Add colour to your Machine Vision Solution

Machine Vision is a technology that can automate visual processing tasks. One of the great gifts of human eyesight is the ability to differentiate colours. But colours are often subjective and unless two similar shades are seen next to each other, differences are hard to spot.

Applications

There are many ways machine vision can be used to inspect colours but one common problem is to ensure that parts of a product visually matches closely to each other. Example in paint shops we need to ensure that auto and bike parts match between all the parts being produced. In packaging, discoloured packaging, for example, may cause customers to think a product is old or defective in comparison to the surrounding correctly coloured packages. These types of perceptions can be predicted, quantified, and corrected by carefully installing a visual colour-matching system.

Specifically, manufacturers use colour vision to solve three primary vision applications:

• Color verification -- Verifying that a certain part's colour matches what the vision system is programmed to find.
• Colour sorting -- Sorting parts based on colour.
• Colour inspection -- Inspecting coloured parts for defects that grayscale image processing tools can't detect.

Colour Standards

How colour is described makes a big difference in arriving at the right results. Some standard colour spaces, such as RGB are good for specifying how a camera should detect a colour but are not correlated with how a human will perceive it. There are other standards, such as CIELab standard which are more correlated with how a human perceives colour.

RGB Color Space

RGB colour can be understood by thinking of it as all possible colours that can be made from three coloured lights for red, green, and blue. Imagine, for example, shining three lights together onto a white wall in a dark room: one red light, one green light, and one blue light, each with dimmers. If only the red light is on, the wall will be red. If only the green light is on, the wall will look green. If the red and green lights are on together, the wall will look yellow. 

Cie Lab Color Space

Unlike the RGB and CMYK colour models, Lab colour is designed to approximate human vision. CIELab colour values are ideal for visual matching systems because they represent colour the same way humans perceive it. This standard uses so-called opponent theory, which relies on the fact that an object cannot look red and green at the same time, nor can it look yellow and blue at the same time. In the CIElab system three values (L*, a* and b*) quantify a colour. The first (L*) quantifies perceived brightness. The second (a*) represents how red or green the object looks. Positive a* values represent reddish colours and negative values indicate greenish ones. The third parameter (b*) indicates yellowish versus bluish colours. Positive b* indicates yellow and negative b* indicates blue.

Colour Difference

The International Commission on Illumination (CIE) calls their distance metric ΔE  ("Delta E") which is the measure of the change in visual perception of two given colours. In other words, it is a metric for understanding how the human eye perceives colour difference. 
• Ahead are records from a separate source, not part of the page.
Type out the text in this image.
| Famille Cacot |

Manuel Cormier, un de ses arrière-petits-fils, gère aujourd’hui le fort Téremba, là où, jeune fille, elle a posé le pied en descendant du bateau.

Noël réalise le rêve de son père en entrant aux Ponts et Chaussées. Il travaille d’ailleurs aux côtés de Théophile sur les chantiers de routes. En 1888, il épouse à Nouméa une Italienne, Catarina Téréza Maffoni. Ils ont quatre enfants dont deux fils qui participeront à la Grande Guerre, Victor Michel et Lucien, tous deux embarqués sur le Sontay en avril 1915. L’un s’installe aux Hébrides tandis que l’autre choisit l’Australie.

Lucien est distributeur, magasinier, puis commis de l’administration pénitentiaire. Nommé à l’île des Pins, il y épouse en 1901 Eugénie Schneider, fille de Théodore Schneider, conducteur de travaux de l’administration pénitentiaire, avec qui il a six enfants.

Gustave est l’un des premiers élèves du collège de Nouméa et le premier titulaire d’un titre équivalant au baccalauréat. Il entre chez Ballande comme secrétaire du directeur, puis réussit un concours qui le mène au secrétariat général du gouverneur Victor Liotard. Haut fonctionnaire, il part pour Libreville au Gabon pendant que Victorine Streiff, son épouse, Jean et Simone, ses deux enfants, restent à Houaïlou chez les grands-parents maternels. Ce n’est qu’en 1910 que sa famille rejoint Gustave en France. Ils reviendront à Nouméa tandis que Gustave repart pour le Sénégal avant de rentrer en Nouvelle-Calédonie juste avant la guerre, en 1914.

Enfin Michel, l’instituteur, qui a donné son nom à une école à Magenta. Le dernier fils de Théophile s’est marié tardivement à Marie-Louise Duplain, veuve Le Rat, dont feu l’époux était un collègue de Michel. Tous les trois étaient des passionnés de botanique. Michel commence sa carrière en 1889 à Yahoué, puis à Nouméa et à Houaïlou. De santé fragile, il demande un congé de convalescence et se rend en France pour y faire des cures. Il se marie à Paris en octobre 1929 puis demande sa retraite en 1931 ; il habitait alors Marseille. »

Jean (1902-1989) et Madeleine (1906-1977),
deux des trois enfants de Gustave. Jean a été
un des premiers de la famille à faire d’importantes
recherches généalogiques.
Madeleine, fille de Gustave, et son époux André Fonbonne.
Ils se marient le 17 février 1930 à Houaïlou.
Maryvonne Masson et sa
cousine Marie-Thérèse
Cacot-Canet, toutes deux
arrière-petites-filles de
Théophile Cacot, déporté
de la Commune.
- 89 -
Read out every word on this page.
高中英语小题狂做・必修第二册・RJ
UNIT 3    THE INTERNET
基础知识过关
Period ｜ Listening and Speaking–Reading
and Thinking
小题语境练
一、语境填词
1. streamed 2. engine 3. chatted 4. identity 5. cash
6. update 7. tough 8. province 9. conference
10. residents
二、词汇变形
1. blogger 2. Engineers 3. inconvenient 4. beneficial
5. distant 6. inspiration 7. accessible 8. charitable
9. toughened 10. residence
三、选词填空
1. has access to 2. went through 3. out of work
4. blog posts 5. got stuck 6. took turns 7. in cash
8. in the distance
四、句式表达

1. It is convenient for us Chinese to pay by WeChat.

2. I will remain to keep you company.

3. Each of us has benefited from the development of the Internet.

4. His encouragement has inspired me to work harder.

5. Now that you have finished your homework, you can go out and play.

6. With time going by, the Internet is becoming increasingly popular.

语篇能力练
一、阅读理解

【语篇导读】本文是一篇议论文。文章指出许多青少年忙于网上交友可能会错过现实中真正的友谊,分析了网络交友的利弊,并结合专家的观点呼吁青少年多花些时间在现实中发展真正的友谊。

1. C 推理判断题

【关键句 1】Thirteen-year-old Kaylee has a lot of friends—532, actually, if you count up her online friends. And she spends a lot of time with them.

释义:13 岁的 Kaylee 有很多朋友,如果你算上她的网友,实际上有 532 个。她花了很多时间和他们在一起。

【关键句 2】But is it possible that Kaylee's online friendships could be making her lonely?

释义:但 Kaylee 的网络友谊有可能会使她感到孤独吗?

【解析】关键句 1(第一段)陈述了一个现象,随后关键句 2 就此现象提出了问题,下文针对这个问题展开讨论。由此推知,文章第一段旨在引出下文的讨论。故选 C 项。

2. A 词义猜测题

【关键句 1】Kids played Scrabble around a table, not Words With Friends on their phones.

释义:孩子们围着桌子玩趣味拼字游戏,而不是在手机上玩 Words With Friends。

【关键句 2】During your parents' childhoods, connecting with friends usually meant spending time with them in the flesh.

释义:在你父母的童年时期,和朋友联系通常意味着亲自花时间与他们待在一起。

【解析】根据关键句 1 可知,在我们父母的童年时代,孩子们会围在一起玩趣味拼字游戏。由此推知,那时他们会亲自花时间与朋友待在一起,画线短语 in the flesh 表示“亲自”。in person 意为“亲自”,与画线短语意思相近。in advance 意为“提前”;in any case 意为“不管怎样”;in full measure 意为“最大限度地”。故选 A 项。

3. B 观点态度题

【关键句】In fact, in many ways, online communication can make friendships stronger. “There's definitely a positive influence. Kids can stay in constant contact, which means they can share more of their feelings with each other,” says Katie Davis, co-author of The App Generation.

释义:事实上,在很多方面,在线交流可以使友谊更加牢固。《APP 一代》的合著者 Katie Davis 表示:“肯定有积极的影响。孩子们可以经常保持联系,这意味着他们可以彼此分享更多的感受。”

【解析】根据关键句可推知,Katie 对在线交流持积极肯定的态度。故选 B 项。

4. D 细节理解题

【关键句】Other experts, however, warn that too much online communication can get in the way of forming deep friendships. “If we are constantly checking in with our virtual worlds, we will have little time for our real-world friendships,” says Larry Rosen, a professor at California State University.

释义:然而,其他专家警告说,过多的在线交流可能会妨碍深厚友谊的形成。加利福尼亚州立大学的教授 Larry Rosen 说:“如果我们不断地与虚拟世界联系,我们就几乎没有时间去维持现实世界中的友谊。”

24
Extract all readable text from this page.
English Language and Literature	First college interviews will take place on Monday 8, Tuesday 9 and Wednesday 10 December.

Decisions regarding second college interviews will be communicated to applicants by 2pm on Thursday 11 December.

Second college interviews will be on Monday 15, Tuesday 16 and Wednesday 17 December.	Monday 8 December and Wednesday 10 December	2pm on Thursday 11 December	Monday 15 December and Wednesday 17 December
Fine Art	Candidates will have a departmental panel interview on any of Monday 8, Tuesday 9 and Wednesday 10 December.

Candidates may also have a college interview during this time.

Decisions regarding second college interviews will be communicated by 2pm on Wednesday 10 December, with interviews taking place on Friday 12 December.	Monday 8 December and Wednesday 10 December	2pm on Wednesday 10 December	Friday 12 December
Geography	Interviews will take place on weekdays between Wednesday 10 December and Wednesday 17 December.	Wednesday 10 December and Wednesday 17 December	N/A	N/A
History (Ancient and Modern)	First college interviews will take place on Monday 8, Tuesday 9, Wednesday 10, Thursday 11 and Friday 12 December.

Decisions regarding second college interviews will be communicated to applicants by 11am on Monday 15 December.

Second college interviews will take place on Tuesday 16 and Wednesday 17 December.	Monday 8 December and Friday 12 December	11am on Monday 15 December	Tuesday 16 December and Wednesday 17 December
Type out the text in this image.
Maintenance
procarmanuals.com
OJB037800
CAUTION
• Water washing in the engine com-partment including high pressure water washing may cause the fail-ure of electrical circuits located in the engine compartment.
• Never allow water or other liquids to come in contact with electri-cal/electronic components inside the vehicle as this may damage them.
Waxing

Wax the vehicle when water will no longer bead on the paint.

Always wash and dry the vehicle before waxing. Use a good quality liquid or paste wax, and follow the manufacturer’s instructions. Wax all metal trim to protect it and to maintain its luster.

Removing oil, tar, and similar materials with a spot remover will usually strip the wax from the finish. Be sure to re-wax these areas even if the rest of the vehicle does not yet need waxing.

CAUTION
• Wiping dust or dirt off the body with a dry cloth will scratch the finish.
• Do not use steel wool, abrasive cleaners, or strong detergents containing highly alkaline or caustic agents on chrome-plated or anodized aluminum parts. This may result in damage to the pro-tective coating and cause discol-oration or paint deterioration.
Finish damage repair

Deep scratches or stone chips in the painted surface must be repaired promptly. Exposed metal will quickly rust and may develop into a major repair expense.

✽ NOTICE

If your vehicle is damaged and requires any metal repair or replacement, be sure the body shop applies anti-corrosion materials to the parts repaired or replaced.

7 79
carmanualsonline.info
On a typical scale, the Delta E value will range from 0 to 100, which can be interpreted according to the table below:

Multispectral Cameras

Multispectral cameras are an upcoming breed of technology that can be used. A multispectral image sensor captures image data at specific frequencies across the electromagnetic spectrum. The wavelengths may be separated by filters or by the use of instruments which are sensitive to particular wavelengths, including light from frequencies beyond our visible sight, such as infrared. For example in the colour samples below, each wavelength can be individually extracted and plotted against its reflectance. These cameras make colour identification and differentiation a lot more accurate than measuring with a camera that can differentiate only three wavelengths (R, G and B).

Summary

Machine Vision is a great technology for various colour applications ranging from sorting or identifying parts based on colour information or even to measure colour differences and deviations from expected colour shades. Whichever application you chose to solve using this technology, make sure you select the right approach with respect to colour standards and algorithms. There are a variety of options to chose from.